The simple understanding is that the celebration is because Hashem took
revenge on the killer and showed everyone that He avenges the blood of his
beloved. But why is it fitting to institute a day of celebration on the day
of that the righteous Papus and Lulianus were put to death? If they would
have come out alive, then there would be reason to celebrate. But why should
we celebrate if they were killed -- does the show of Hashem's vengeance
somehow outweigh the tragedy of their execution?
(a) RASHI explains that, initially, there was a Gezeirah to destroy *all* of
the Jewish people. Through the martyrdom of Lulianus and Papus, the rest of
the Jewish people were saved. It is *that* salvation which we celebrate on
Yom Taryanus.
(b) The DIKDUKEI SOFRIM records a different text of the Gemara from a
manuscript which omits the words "nevertheless he killed them." According to
that Girsa, Taryanus did *not* succeed in killing them before his sudden
death. This is also the way the incident is recorded in Megilas Ta'anis (ch.
12) and in Toras Kohanim (Parshas Emor, ch. 9). Since the evil ruler was
killed before he carried out his plans to kill the Jews and they were spared
miraculously, the Chachamim enacted that day to be one of celebration.
According to this explanation, we can understand the Yerushalmi which says
that the Chachamim cancelled the celebration of Yom Taryanus when *Lulianus*
and *Papus* were killed (and not Shemayah and Achiyah, as our Gemara says a
few lines earlier). That is, the Yom Tov was instituted when they were saved
from the hands of Taryanus, and it was annulled when, some years later, the
same two righteous people were killed by another governing body. This might
also be the intention behind the words of the Aruch (recorded in the margin
of our Gemara) when he writes that Shemayah and Achiyah were the Harugei Lud.
Does the Beraisa not say that Lulianus and Papus were the brothers killed in
"Ludkia" (= Lydia; or Lud, as Rashi explains, see also Midrash Koheles Raba
9:8)? It must be that Shemayah and Achiyah were the Hebrew names of Lulianus
and Papus. (Based on YEFEH EINAYIM)
The YEFEH EINAYIM also cites the exact circumstances under which Lulianus and
Papus were eventually killled. He refers to the Yerushalmi (Shevi'is 4:2)
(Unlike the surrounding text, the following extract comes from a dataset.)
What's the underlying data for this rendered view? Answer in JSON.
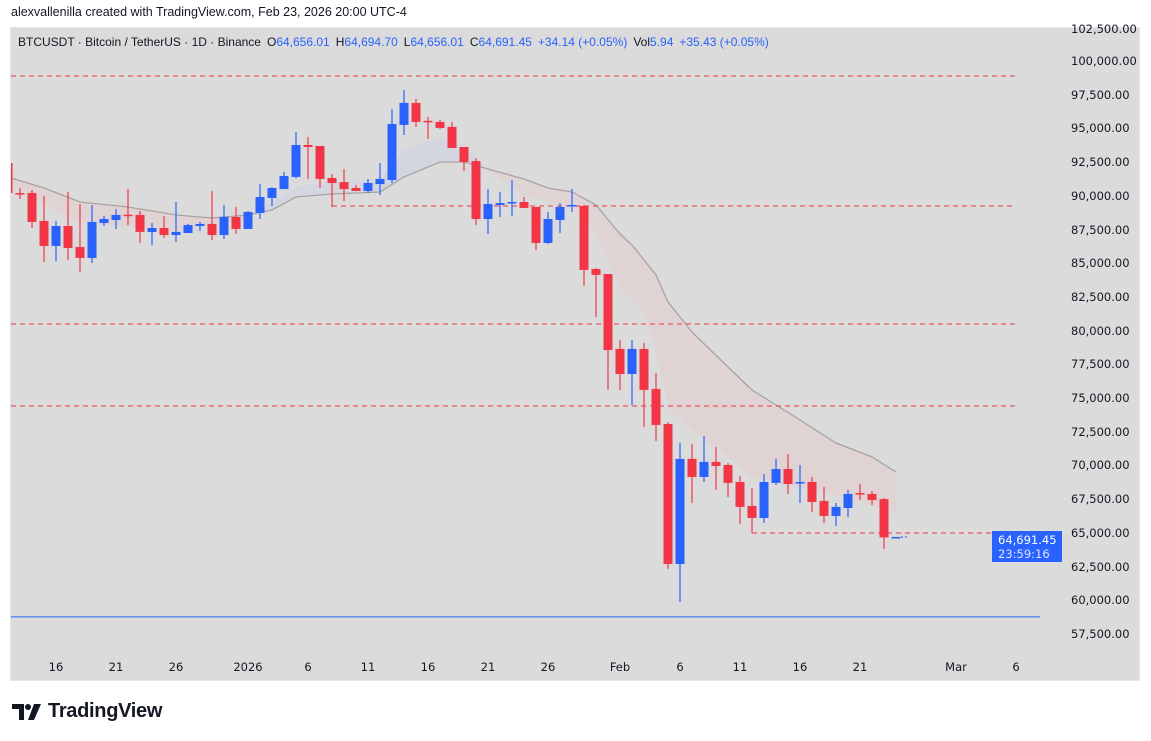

which states that Lulianus and Papus were killed when they refused to drink
from a cup that the emperor gave to them, upon which was inscribed the name
of an Avodah Zarah. This occurred at a later time, after the miraculous
incident with Taryanus. Apparently, when they were killed by the new emperor,
the Chachamim annulled the Yom Tov which had been instituted because they
were saved from the old one.
(According to this approach, it must be that Megilas Ta'anis was written
during the lives of Lulianus and Papus, shortly after the destruction of the
Temple, and that is why it records the day as a Yom Tov -- see Shabbos 13b.)